Sardar Qaisar Abbas Khan Magsi is a Pakistani politician who had been a Member of the Provincial Assembly of the Punjab from July 2022 till January 2023. He previously served in this role from April 2008 to April 2013 and from June 2013 to May 2018.

==Early life and education==
He was born on 15 May 1965 in Layyah District.

He has a degree of Bachelor of Arts which he obtained from Bahauddin Zakariya University.

==Political career==
He was elected to the Provincial Assembly of the Punjab as a candidate of Pakistan Muslim League (N) (PML-N) from Constituency PP-264 (Layyah-III) in the 2008 Pakistani general election. He received 34,171 votes and defeated Sardar Shahab-ud-Din Khan.

He was re-elected to the Provincial Assembly of the Punjab as a candidate of PML-N from Constituency PP-264 (Layyah-III) in the 2013 Pakistani general election.

In April 2018, he announced to quit PMLN. He joined the Pakistan Tehreek-e-Insaf (PTI) soon after.
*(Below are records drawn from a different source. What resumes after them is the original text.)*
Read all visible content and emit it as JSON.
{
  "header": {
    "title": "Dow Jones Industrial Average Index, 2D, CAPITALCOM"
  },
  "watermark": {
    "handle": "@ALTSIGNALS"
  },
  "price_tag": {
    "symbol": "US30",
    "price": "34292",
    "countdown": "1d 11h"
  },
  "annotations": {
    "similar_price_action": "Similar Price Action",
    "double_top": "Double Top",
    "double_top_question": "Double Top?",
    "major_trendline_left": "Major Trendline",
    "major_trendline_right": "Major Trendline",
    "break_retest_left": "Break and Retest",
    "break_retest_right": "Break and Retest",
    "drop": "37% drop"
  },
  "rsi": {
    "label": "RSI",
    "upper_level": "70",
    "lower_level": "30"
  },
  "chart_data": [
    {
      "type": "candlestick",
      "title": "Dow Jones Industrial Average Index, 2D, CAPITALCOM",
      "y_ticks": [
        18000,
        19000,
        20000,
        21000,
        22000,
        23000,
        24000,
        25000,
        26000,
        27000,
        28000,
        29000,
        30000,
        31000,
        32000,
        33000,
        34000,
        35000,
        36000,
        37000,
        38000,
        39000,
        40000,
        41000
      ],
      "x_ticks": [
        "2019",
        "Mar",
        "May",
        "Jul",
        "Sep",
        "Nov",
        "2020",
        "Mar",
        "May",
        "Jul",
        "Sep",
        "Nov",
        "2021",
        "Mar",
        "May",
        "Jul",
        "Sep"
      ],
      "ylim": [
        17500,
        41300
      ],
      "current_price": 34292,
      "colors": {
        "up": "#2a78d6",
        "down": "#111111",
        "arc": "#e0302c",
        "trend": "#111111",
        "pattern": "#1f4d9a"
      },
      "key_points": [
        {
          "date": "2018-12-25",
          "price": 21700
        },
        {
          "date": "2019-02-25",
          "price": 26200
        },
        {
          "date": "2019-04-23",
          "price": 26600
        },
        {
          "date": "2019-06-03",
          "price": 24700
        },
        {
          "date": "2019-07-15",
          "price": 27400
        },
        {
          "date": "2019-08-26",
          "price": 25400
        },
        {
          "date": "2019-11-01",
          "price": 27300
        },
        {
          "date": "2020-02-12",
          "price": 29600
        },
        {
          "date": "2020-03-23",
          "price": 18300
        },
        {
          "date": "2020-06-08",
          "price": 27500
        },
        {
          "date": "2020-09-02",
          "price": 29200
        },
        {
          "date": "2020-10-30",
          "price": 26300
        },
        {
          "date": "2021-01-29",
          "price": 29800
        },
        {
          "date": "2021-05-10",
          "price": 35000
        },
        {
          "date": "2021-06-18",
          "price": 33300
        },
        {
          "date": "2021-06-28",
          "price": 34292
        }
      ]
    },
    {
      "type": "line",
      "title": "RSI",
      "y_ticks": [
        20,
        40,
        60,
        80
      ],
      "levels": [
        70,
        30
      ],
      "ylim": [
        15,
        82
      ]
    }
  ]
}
He ran for a seat of the Provincial Assembly of the Punjab from PP-282 Layyah-III as a candidate of the PTI in the 2018 Punjab provincial election, but was defeated by Muhammad Tahir Randhawa, an independent candidate.

He was elected to the Provincial Assembly of the Punjab from PP-282 Layyah-III as a candidate of the PTI in the July 2022 Punjab provincial by-election. He defeated Muhammad Tahir Randhawa, a candidate of the PML(N).

On 18 May 2023, he left the PTI due to the 2023 Pakistani protests. He joined the Istehkam-e-Pakistan Party (IPP) on 8 June 2023.